A record number of children were referred to Tusla’s child protection and welfare services last year, even as the Child and Family Agency struggled with a €5.1m budget deficit.
The Tusla Annual Report for 2014 states that, based on provisional data, 43,179 referrals were made because of child welfare and child abuse issues — twice the number of referrals made less than a decade ago and an increase of 1,580 on 2013.
While the number of abuse referrals fell last year by almost 1,000 to 18,541, the number of child welfare referrals soared by 2,446 to 24,638.
The report also found that 8,351 children had not been allocated a social worker at the end of 2014, of which one third were deemed high priority, while 1,400 children were listed as being at “ongoing risk of significant harm” on the Child Protection Notification System (CPNS).
Children also continue to be placed with unapproved foster carers.
Some 442 relative foster carers were unapproved.
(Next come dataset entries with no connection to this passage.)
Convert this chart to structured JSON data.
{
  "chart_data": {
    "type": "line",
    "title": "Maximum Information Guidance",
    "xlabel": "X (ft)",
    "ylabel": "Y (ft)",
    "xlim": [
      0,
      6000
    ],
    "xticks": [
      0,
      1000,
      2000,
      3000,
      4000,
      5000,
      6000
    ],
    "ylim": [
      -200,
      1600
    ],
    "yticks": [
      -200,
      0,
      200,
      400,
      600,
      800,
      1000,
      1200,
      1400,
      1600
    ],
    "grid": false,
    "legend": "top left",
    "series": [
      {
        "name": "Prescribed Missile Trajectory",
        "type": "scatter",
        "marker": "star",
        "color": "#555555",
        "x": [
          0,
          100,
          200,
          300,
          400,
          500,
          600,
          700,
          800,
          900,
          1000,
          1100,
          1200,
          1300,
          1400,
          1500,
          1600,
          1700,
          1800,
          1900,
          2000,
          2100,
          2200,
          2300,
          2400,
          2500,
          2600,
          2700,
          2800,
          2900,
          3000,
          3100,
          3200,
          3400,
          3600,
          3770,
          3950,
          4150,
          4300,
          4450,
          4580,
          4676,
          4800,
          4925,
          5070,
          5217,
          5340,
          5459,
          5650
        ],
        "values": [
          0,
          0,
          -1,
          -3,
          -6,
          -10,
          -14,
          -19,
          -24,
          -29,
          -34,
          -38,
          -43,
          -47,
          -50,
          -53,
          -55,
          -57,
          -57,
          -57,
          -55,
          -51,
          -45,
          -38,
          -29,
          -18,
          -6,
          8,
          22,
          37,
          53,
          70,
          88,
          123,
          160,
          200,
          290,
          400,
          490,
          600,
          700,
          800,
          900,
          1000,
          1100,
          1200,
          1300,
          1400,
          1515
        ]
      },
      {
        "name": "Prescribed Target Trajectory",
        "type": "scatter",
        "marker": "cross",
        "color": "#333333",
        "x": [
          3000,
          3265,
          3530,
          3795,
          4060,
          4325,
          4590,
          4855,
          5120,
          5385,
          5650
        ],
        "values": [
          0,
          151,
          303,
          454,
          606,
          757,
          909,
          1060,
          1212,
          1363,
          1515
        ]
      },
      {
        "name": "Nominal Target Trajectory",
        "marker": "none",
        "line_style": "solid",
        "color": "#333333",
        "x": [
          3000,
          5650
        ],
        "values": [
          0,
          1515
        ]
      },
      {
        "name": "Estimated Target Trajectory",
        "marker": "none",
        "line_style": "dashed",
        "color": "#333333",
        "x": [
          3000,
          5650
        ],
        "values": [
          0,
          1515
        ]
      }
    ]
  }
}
However, the bulk of foster carers, 4,210, were approved.
The annual report shows Tusla ended its first year of operations with a deficit of €5.1m.
However, in the report, Tusla chairwoman Norah Gibbons said: “Despite this being a time of constrained resources much has been achieved in the agency’s first year.”
The report lists a range of targets met in 2014, but also highlights the scale of the workload faced by its staff, including 6,463 children in care at the end of last year, two thirds of whom were in foster care with another 29% in relative foster care; 1,400 children listed as being at ongoing risk of significant harm on the CPNS as of the end of last year; 1,282 children or families supported in addressing serious or chronic school attendance issues; and more than 20,000 children in receipt of family support services at the end of 2014.
The report does highlight some positive developments, such as a fall in staff absenteeism.
The number of young people aged between 18 and 22 who received an aftercare service last year increased by 15%; there was a decrease of 24% (to 200) of children who were placed with the Emergency Out of Hours Place of Safety Service; and a fall of 45% in the number of children (174) placed with the Crisis Intervention Service, which also received 752 referrals last year.
While 27,651 cases were open to social work services at the end of 2014, some 70% had been allocated a social worker and of the 5,620 that were not, two thirds were deemed to be low/ medium priority.
June Tinsley, head of advocacy at Barnardos, said the report highlighted how under-resourced Tusla has been. “It’s been chronically underfunded from the get-go,” she said.
“The reality is those referrals could increase when the Children First Bill is enacted.”